After a temporary, three-year reprieve, Iran sanctions will soon be back in place thanks to US President Donald Trump’s decision to withdraw from the Iran nuclear deal. Many of the new restrictions will come into force in November. It is to be expected that most (if not all) economic actors will be forced to comply or risk being locked out of the US financial system. Considering that oil is Iran’s primary export commodity and that it is an important source of revenue, the resumption of sanctions will have a profoundly negative impact on the country. But sanctions will also affect states that currently import oil from Iran, forcing them to adapt in order to ensure their continued energy security; and this will in turn benefit other oil-exporting countries that can pick up the slack. Moreover, the new restrictions will create opportunities for cooperation, and competition, between major powers.
Background
Since being revealed in 2003, Iran’s nuclear program has been one of the most hotly debated international issues. After a long and tense standoff, an agreement was finally reached in 2015 between Iran and the P5+1 group, which includes the five Permanent Members of the UN Security Council and Germany. Under the terms of the deal (officially known as Joint Comprehensive Plan of Action, or JCPOA), Iran renounced various elements of its nuclear program that could have a military dimension in exchange for relief from the comprehensive sanctions that had been crippling its economy for decades. Restrictions were gradually lifted after the deal, allowing Iran (among other things) to resume high-volume oil sales. However, the geopolitical situation became tense once again after Trump became president in early 2017. A vehement critic of the JCPOA since the electoral campaign, President Trump ultimately followed through on his original promise to scrap the deal. As a consequence, new sanctions will enter into force in November 2018. Under their terms, buyers of Iranian oil will have to stop purchasing it, otherwise they will be locked out of the US financial system and face large punitive fines. This will of course have important consequences on Iran’s already fragile and oil-dependent economy, but it will also impact countries that buy crude from Iran as well as third-party hydrocarbon producers.
Impact
To assess the geopolitical consequences of the upcoming sanctions, it is first necessary to the main buyers of Iranian oil. 2016 trade data from MIT’s Observatory of Economic Complexity serves as a good indicator for this.

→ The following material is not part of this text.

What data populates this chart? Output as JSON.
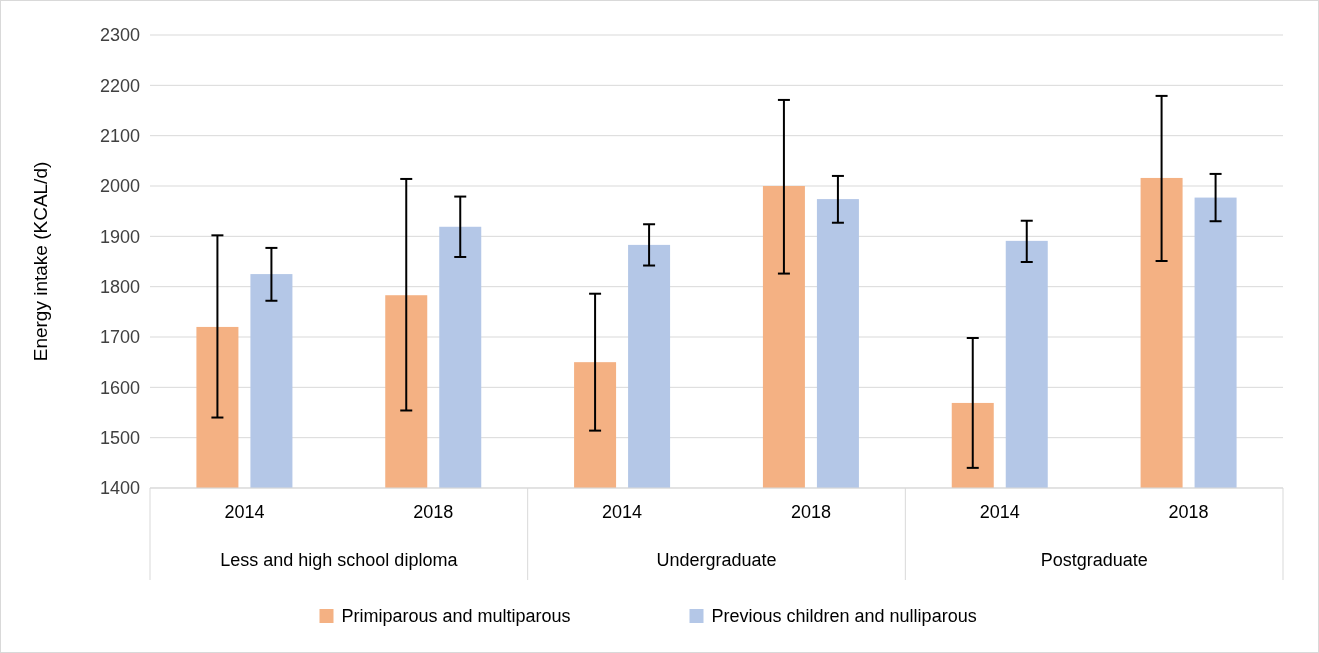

The most important client state is by far China, which is the destination for 33% or Iran’s oil exports. For the PRC, Iran represents an important source of supply, accounting to 8.2% of the total crude it buys. Since China imports oil from a diversified range of countries, in principle it can easily solve the problem by purchasing crude elsewhere. However, there is one factor that makes Iran a particularly attractive market for the Chinese: geography. China buys most of its oil from states like Saudi Arabia, the Gulf states, Angola, and other African countries. These imports are transported by sea, passing through the Malacca Strait. One of Beijing’s strategic nightmares is an interruption to the energy flow through Malacca, an event that could seriously compromise its entire economic system. Consequently, Beijing is actively trying to find alternative hydrocarbons supply sources to reduce its over-reliance on the vulnerable Malacca Strait chokepoint and on sea lines of communication (SLOC) in a more general sense. This quest for safe energy sources is also one of the main drivers of its ambitious “One Belt, One Road” initiative to interconnect the whole of Eurasia. Under this logic, Iran is a highly appealing alternative since it would be relatively simple to import its oil via pipelines passing through Central Asia. Other than Iran, only Russia is a valid (and even better) alternative in this geopolitical sense.
The second main buyer of Iranian oil is India, with a 23% share. New Delhi buys 11% of its crude from Tehran. Similar to China, India can also solve the problem posed by upcoming sanctions by purchasing oil from other countries. But, unlike China, its strategic situation is not so compromised and therefore it does not have the same degree of concern over SLOCs. Thanks to its position protracting toward the open ocean and its more constructive relations with the US, India is not threatened by blockade by a rival power, and therefore it does not have the same need to import oil by land. Still, New Delhi has strategic interests in Iran, which it hopes to nurture as an ally in order to pressure its nemesis Pakistan on two borders, much like what Pakistan has achieved vis-à-vis India with its close relations with China.